New Jersey, Arkansas, and Vermont advanced measures to address racial disparities in the criminal justice system. New Jersey adopted racial impact statement legislation, similar to that of Iowa, Connecticut, and Oregon, with the passage of Senate Bill 677. Racial impact statements are a tool for lawmakers to evaluate potential disparities of proposed sentencing legislation prior to adoption and implementation. The Arkansas Senate approved a racial impact statement bill, though the measure was not adopted by the House. Senate Bill 237 included provisions requiring the legislative sponsor to modify any bill proposal that is found to result in a racial disparity or submit a statement for the record to explain why the legislative proposal should be adopted. Vermont lawmakers authorized House Bill 492 and established a racial justice reform oversight board to monitor and implement practices to address structural racism and its contribution to disparate outcomes in the criminal justice system.

States ‘Raise the Age’ for Young Defendants

New York and North Carolina, the country’s only states that automatically prosecuted all 16- and 17-year-olds as adults, adopted reforms directing that teenage defendants should be adjudicated in the juvenile justice system. New York lawmakers adopted A-3009c/S-2009c, raising the age of juvenile accountability for all misdemeanors and most felony offenses. North Carolina officials raised the age of juvenile jurisdiction for nonviolent crimes to 18 in the state’s budget measure.
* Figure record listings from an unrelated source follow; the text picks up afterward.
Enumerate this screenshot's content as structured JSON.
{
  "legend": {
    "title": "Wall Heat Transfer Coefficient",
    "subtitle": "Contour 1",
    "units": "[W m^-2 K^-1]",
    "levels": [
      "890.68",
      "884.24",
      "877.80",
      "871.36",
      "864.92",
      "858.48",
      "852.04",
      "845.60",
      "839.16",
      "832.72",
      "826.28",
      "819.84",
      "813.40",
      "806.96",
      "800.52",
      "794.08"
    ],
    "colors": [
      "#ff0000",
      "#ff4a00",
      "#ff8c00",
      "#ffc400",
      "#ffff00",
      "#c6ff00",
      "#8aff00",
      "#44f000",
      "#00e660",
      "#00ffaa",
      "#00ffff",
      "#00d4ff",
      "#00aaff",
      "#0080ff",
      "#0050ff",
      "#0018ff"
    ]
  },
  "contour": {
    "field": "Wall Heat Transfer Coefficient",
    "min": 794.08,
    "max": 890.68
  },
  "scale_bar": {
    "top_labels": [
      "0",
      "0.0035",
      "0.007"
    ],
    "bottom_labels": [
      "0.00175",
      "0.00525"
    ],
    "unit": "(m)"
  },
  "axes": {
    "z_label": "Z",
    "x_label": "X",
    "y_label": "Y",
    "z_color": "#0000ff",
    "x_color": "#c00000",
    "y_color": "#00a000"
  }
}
Expanding Public Assistance to Persons with Felony Drug Convictions

Tens of thousands of people with felony records are impacted by federal restrictions on public assistance for food and cash assistance. To overcome the restrictions, state officials must opt out of or modify the bans. Four states – Arkansas, Louisiana, Maryland, and North Dakota – did just that in 2017. In Arkansas (House Bill 1251), Louisiana (House Bill 681), and North Dakota (House Bill 1041) lawmakers eliminated the federal lifetime ban on food stamps for those with felony drug convictions. Maryland authorized House Bill 863, a measure that eliminated testing or treatment requirements for individuals with felony drug convictions who applied for social supports. Officials had previously modified the federal ban in 2000, requiring testing and other conditions for eligibility after a waiting period. HB 863 still maintains ineligibility for those convicted of high-level drug offenses.

Unlocking the Vote

Nationally, 6.1 million persons are disenfranchised from voting due to felony convictions. The laws governing whether justice-involved persons can vote vary across states. During 2017, Alabama enacted SB 237 to clarify a longstanding provision that disenfranchised persons convicted of crimes of “moral turpitude.” The bill establishes a list of 50 specific “felonies that involve moral turpitude which disqualify a person from exercising his or her right to vote,” according to the legislation. Previously, all felonies were interpreted to be crimes of moral turpitude. The measure has now restored voting rights to thousands of Alabama residents. Nebraska legislators attempted to override the governor’s veto of Legislative Bill 75, legislation that would have repealed the two-year waiting ban following sentence completion for voter eligibility.

Ensuring a Fair Chance

A criminal record can impact an individual long after they complete their sentence. Several initiatives to improve reentry by affirming a fair chance at post-secondary education, employment, and housing were adopted in 2017. Louisiana lawmakers enacted House Bill 688 to prohibit public universities from asking applicants about their criminal history. Schools can ask about convictions for stalking, rape and sexual battery during the admissions process. Maryland legislators overrode the governor’s veto of Senate Bill 543 that restricts public and private colleges and universities from asking about arrests and convictions on initial application forms. Schools can inquire about this information at later stages of the admissions process and deny admission to persons they believe pose a danger. Utah passed House Bill 156 to delay questions of criminal history on initial state employment applications, and House Bill 178 which eliminates a provision that required landlords to deny rental housing, under the state funded “Good Landlords” policy to applicants with a criminal record.